During many of my meetings in Cambodia, I heard of great need; the darkness in Cambodia runs deep. I heard stories of women and men caught in the web of human traffickers who are bent on exploiting people for their own selfish gain. Some of the stories I heard were gut-wrenching. But in those meetings, I also heard of powerful, life-changing work; a light continues to dawn in Cambodia! I heard many stories of exploited people being restored and given hope for a life of freedom and dignity. I was reminded of the wonderful prevention work that Ratanak participates in where community leaders are equipped to educate villagers about the dangers of human trafficking. The most exciting part for me was talking with people who are ‘stepping in’ on the front lines and seeing restoration in the lives of so many vulnerable people. As I returned from this trip, I strongly sensed the continuing call for Ratanak to step in – into the darkness and into the complex needs of Cambodia. And I firmly believe that when we step in as followers of Jesus, light continues to dawn and hope continues to be renewed.
So, now that I’m back from Cambodia, it’ll soon be off to the store with my kids and their back-to-school lists! I want to make sure they have what they need to thrive in the new school year. But as the pace of my life quickens with a busy fall schedule, I don’t want to forget my call as a Christian to ‘step in’ to places of darkness with the light and hope of God’s love. So as you get back into the swing of your own post-summer schedule, may we stand together to see Cambodians thriving in dignity and hope. In that spirit, I wish you all a very early “MERRY CHRISTMAS”!
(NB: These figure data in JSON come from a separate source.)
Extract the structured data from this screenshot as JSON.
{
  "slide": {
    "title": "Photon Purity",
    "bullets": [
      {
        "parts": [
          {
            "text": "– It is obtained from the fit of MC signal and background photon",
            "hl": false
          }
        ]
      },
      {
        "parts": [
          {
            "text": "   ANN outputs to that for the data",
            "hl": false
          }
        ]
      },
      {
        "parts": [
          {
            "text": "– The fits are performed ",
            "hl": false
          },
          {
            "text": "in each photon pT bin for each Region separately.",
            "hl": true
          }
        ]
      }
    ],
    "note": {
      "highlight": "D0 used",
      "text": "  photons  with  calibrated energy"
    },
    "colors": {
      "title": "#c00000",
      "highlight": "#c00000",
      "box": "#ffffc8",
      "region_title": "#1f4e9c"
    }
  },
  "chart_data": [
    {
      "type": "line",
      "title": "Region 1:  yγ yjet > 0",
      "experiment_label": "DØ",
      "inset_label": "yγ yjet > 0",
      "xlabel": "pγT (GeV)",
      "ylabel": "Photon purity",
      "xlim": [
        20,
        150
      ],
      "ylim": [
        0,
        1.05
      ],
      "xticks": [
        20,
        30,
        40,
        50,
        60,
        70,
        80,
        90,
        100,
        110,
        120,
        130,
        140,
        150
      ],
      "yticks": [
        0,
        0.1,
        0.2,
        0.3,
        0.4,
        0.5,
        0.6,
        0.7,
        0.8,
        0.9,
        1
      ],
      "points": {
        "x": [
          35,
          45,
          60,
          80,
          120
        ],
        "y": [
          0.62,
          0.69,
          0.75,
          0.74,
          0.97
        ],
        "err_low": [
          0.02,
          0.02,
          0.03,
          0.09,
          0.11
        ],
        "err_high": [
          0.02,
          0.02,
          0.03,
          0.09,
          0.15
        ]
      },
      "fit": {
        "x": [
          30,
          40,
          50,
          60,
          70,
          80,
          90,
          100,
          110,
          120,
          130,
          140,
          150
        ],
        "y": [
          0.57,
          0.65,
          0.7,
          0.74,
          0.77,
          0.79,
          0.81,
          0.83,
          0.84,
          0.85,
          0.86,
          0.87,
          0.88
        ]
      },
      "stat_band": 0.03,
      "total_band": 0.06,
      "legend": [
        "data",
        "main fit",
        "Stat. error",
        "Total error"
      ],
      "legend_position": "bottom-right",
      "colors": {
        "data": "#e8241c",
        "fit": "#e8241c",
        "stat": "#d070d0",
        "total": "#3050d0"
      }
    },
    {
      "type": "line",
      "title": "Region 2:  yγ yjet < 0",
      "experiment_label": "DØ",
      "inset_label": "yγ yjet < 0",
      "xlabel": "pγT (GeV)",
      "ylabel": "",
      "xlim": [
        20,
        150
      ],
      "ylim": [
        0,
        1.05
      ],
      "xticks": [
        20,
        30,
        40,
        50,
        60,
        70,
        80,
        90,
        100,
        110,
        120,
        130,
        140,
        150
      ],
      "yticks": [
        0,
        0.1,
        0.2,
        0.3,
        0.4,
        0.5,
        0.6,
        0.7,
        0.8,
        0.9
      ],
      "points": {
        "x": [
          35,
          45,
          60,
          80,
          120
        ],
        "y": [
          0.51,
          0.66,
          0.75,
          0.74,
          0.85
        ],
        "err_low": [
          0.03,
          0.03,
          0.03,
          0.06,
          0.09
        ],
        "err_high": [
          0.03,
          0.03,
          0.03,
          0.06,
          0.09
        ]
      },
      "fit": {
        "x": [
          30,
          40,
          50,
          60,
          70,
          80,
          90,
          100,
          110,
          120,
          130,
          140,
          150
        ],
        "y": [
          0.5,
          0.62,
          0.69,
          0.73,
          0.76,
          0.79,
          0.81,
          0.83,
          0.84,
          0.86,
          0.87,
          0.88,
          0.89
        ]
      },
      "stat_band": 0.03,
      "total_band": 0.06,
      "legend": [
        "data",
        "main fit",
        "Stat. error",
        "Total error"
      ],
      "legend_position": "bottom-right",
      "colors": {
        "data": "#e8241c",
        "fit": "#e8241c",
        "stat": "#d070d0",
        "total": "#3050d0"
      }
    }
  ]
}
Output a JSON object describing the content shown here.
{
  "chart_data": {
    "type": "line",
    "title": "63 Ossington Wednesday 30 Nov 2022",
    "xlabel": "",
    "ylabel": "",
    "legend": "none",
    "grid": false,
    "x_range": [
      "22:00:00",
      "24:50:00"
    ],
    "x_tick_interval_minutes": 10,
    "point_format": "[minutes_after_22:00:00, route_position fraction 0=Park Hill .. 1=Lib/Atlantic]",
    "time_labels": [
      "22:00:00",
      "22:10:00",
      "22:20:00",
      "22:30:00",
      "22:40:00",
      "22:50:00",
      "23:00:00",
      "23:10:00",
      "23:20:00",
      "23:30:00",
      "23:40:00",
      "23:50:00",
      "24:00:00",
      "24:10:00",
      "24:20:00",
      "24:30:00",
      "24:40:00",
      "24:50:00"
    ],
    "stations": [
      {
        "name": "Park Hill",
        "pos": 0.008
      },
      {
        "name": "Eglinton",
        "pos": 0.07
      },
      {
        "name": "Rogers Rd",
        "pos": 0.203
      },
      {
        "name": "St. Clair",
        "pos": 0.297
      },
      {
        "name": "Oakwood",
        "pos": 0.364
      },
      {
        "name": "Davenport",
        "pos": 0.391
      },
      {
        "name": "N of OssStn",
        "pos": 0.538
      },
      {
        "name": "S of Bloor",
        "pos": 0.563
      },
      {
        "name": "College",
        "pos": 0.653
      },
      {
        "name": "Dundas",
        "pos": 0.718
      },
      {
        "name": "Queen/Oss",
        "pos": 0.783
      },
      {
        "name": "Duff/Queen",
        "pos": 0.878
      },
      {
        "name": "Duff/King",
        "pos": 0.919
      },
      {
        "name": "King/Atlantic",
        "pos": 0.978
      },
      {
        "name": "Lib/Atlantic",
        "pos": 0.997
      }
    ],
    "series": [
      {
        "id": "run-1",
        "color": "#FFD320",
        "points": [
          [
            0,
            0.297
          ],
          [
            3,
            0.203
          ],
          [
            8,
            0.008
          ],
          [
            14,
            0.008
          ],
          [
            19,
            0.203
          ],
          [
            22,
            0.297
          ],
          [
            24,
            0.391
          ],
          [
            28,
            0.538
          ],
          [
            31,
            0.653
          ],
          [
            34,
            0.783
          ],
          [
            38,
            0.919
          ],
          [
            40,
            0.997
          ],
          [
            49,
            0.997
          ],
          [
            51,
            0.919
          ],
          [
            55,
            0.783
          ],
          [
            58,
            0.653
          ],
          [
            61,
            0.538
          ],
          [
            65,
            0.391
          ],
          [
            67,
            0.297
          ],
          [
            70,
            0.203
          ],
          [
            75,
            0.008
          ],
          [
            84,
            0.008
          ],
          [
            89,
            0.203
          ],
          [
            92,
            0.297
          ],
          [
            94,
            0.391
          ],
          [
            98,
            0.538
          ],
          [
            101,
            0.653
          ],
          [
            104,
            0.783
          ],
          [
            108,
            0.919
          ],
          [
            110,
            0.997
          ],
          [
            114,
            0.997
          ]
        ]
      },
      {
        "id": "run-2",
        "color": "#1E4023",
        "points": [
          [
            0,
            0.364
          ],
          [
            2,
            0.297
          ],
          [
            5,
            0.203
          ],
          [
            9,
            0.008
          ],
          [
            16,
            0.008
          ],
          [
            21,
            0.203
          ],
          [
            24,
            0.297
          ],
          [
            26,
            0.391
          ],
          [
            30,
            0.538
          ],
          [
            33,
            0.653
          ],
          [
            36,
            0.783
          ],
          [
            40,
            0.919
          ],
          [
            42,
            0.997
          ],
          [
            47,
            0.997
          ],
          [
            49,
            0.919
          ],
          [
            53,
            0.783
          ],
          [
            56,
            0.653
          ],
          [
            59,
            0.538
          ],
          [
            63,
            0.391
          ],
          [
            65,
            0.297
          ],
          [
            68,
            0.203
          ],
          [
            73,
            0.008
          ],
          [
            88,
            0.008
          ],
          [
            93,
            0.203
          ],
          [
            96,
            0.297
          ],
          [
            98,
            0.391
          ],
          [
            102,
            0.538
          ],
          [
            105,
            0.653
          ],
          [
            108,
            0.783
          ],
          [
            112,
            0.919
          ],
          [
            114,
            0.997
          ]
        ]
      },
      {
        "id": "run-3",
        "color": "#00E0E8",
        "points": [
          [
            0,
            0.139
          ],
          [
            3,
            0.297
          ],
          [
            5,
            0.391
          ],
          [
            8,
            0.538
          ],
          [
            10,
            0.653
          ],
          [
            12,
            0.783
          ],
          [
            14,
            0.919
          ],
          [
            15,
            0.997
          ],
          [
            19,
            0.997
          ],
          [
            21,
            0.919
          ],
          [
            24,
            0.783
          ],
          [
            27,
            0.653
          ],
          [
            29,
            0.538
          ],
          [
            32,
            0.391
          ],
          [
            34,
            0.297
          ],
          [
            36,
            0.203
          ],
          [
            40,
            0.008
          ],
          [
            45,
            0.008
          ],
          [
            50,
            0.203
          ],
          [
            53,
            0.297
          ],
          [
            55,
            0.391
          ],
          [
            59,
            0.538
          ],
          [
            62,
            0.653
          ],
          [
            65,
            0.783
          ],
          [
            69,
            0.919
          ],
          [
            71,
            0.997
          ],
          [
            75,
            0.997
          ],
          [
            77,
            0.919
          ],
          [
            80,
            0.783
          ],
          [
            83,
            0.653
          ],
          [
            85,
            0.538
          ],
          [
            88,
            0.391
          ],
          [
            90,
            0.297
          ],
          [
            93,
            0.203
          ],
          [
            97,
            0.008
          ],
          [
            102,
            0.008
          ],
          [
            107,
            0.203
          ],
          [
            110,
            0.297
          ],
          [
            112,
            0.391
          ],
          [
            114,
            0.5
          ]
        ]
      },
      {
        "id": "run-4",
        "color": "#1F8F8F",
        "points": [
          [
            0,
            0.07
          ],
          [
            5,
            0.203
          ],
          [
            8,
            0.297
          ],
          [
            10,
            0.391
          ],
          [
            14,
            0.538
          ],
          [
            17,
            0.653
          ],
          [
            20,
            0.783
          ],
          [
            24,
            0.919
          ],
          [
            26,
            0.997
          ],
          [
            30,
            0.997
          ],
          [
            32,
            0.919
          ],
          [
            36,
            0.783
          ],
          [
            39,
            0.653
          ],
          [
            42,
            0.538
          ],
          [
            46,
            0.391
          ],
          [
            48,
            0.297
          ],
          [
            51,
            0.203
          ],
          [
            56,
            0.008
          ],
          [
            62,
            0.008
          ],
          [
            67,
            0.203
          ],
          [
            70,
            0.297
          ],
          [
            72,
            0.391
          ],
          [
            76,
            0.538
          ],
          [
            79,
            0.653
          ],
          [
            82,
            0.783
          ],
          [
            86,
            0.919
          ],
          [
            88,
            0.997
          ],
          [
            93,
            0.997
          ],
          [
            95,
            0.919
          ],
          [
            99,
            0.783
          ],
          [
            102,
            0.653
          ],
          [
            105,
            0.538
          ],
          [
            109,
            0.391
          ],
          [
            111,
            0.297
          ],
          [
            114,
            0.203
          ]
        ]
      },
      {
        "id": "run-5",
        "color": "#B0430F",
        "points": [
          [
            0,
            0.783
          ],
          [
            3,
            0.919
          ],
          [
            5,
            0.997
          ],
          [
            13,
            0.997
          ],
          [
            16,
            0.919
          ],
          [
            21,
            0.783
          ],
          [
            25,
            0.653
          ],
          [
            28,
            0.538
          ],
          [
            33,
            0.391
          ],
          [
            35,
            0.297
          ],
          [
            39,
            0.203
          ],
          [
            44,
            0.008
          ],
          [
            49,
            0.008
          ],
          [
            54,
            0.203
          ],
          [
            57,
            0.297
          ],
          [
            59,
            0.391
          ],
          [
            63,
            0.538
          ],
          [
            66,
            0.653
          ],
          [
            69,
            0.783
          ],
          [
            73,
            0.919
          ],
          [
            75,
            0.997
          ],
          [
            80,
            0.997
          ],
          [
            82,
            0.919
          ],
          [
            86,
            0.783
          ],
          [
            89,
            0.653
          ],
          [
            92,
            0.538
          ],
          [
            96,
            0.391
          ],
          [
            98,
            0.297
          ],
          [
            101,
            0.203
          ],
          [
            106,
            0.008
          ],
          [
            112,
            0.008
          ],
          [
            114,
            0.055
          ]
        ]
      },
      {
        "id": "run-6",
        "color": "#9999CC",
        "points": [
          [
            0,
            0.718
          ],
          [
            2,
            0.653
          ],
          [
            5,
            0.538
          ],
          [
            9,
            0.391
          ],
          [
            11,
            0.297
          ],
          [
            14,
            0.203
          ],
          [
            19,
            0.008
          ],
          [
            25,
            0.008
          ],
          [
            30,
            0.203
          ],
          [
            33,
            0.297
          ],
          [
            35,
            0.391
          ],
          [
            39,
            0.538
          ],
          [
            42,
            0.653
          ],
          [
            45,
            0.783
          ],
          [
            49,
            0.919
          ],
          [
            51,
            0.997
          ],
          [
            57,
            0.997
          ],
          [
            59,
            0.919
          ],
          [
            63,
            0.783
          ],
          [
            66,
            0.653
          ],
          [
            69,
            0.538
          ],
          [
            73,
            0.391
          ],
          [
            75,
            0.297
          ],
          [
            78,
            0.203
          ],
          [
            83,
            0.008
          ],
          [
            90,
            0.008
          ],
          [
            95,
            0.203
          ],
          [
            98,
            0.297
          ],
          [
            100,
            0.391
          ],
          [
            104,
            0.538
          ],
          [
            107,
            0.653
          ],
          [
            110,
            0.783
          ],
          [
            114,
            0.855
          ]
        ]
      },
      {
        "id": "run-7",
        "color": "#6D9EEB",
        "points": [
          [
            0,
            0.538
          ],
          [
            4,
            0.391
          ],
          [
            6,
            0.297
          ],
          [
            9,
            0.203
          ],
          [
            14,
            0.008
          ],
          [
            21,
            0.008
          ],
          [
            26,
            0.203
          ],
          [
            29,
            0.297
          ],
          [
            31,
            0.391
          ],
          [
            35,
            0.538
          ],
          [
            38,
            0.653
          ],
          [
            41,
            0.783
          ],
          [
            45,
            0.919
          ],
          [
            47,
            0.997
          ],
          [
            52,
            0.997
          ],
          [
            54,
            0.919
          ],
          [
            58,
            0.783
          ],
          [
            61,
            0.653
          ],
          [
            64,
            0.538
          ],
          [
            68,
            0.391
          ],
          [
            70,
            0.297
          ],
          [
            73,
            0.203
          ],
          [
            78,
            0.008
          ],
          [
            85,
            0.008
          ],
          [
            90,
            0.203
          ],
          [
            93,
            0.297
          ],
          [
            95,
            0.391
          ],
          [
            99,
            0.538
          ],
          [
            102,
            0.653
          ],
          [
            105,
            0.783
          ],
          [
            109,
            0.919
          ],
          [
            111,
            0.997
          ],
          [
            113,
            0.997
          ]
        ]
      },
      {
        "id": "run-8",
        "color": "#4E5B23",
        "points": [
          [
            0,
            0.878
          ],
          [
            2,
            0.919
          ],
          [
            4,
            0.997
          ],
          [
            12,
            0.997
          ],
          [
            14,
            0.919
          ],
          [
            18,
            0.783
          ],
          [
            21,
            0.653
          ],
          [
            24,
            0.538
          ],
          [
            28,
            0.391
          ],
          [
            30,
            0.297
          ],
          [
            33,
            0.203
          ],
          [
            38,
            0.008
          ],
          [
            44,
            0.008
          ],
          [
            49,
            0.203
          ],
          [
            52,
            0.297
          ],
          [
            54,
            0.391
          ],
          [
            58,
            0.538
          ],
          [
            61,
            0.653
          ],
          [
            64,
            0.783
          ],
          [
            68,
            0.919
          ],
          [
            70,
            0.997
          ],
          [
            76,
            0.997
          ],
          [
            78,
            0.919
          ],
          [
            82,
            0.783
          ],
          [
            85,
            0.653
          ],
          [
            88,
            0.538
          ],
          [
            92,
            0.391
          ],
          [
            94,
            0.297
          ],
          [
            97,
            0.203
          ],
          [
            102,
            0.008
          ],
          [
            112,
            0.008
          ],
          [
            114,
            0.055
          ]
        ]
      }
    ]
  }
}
Graeme Illman – Executive Director, Ratanak International
Graeme comes to Ratanak with a background in pastoral ministry and has served congregations in Atlanta, Georgia; Whitby, Ontario; and Coquitlam, BC. He was first exposed to the work of Ratanak through his congregation in Coquitlam that enjoys a long-standing partnership with the organization. Graeme has a heart for cross-cultural ministry and has participated in mission trips to Venezuela, Mexico, Hungary, Nicaragua, Cuba, and Honduras. He brings executive leadership to the Ratanak family in order that hope may be brought to the people of Cambodia. Graeme and his wife have three children.